Archive for the ‘Geek-Speak’ Category

With some dirty wrinkled seamless I had lying around…and an excuse to test out my new Creative Light softbox, I think I’ll be buying some more of their stuff, this is one Nikon SB-80 flash, very even coverage.  From a 1 x 1 softbox.

I recently ordered a Shootsac, a great way to solve a problem every photographer who shoots with multiple lenses faces:  What to do with your extra lenses while you are shooting?  When I’m at a wedding, I usually carry a 17-55, a 85 1.4or 1.8 and a 70/80-200 2.8.  That was when I was shooting DX, but due to a recent investment, I joined the Nikon FX camp with a brand new D700 and now I’m back to shooting primes.  I’ll be carrying a 24, 35, 50, an 85 and a 80-200.  Five lenses.  In the past, even when I was carrying only 3 lenses, it was always a problem carrying the other lenses around, I would usually sling a smaller camera bag on my shoulder which was a pain.  Especially because you would have to keep the lens caps on when you put a lens back in the bag.  Enter the Shootsac, it’s made of neoprene firm enough to hold the lenses in place, and soft enough so that it doesn’t scratch the glass.  When I got home today I found a box from Adorama on my front porch.

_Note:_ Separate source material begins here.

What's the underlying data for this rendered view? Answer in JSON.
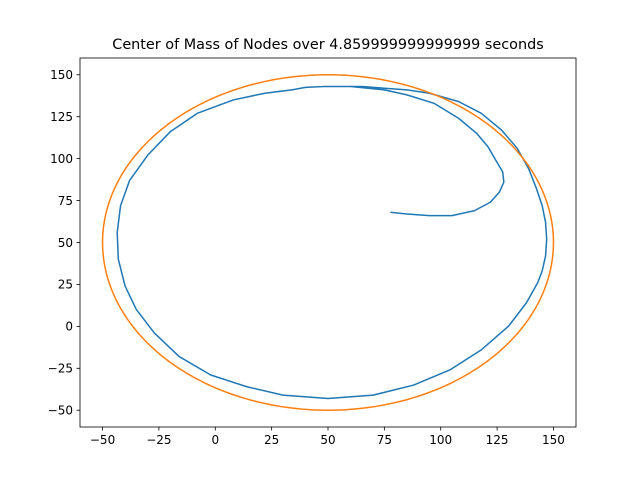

It’s well made and extremely light, I don’t have a lot of heavy glass, so I put my longest glass that I have in it, a 180 2.8 AIS (I rent all my long lenses now) and my 50 1.4.  The bag is comfortable, but I’m not sure how I’m going to handle it with the R-strap that I usually wear when I shoot, two straps crossing each other across my chest, but I’m anxious to try it out during a live shoot!

I love the tip card from Jessica Claire, I wonder if you get a different one for every product you order.  You can change out the covers for different patterns, the majority of them are more feminine, so I stuck with the basic black, can’t go wrong there!  One thing that I did notice walking around with it, the neoprene gets hot against your body if you wear it messager bag style.  I’m going to have an opportunity to test it out fully in a little under a week and a half, can’t wait!

I’ve been waiting for it seems like forever to go to a camera show, but it’s not like none have come around these parts; they have.  I saw that this past September, there was a show in Grapevine.  I just always seem to hear about the shows AFTER they’re over.  It’s been years since I’ve been to a show, they’re always a good place to pick up little odds and ends that you might have a hard time finding in your local camera shop, and you didn’t want to pay full price from like B&H or Calumet Photo.  Plus if you want to get some old film or early digital gear, there’s no better place  to get it.  I was excited because my favorite place to buy my gear KEH, was going to be in the house – buying gear on the spot and paying you in cash, then and there.  So I unloaded a couple of D1-series bodies that I stopped shooting regularly with when I bought my D300, and I said goodbye to my Tokina 12-24.  A great lens, I just wasn’t using it enough to justify keeping it.  Now that KEH put some cash in my pocket, I’m torn about what I should buy…I know that I’m getting a lens, something in a focal length that I’ll use.  I’ve narrowed it down to either the 85 1.8D, or the 20 2.8D….choices, choices.


I came across this one dealer’s table…well he wasn’t really a dealer.  He was a collector who was trying to sell off some of the cameras that he had collected throughout the years.  He was worried what would have happened to his collection if he passed away, that his kids would sell it at a garage sale, not knowing the value of the items.  He had a lot of great stuff, he let me shoot some photos of his items:

He had a lot of old Nikon manuals for lenses and for some of the motor drive models, and I wish I had bought that old Bolex!  Everything that he had was in immaculate condition…

He had 3 of those Speed Graphics, 3 of them, all in excellent condition.  Check out the box of KodaChrome II movie film by the old Bolexes!  And he was telling me how cool I would look with that Nikon 300 2.8 attached to one of my Nikons….I don’t really have any use for glass that long, but I couldn’t disagree with the coolness  factor!


Other than the cold hard cash that KEH put in my pocket, the only other thing that I left with was something else that is easy to find at camera shows: old film.  I saw a vendor selling rolls of film for $1 a roll, so I bought four rolls of Ektachrome 160T:

***Yeah, you’re seeing that right Expiration date: August 1984.  I’m curious to see what kind of results I can get from 26 year old film, see how much color shift I get!  Even though those eighties Kodak boxes are awesome as well, I hate the thought of cracking them open to get at that film inside.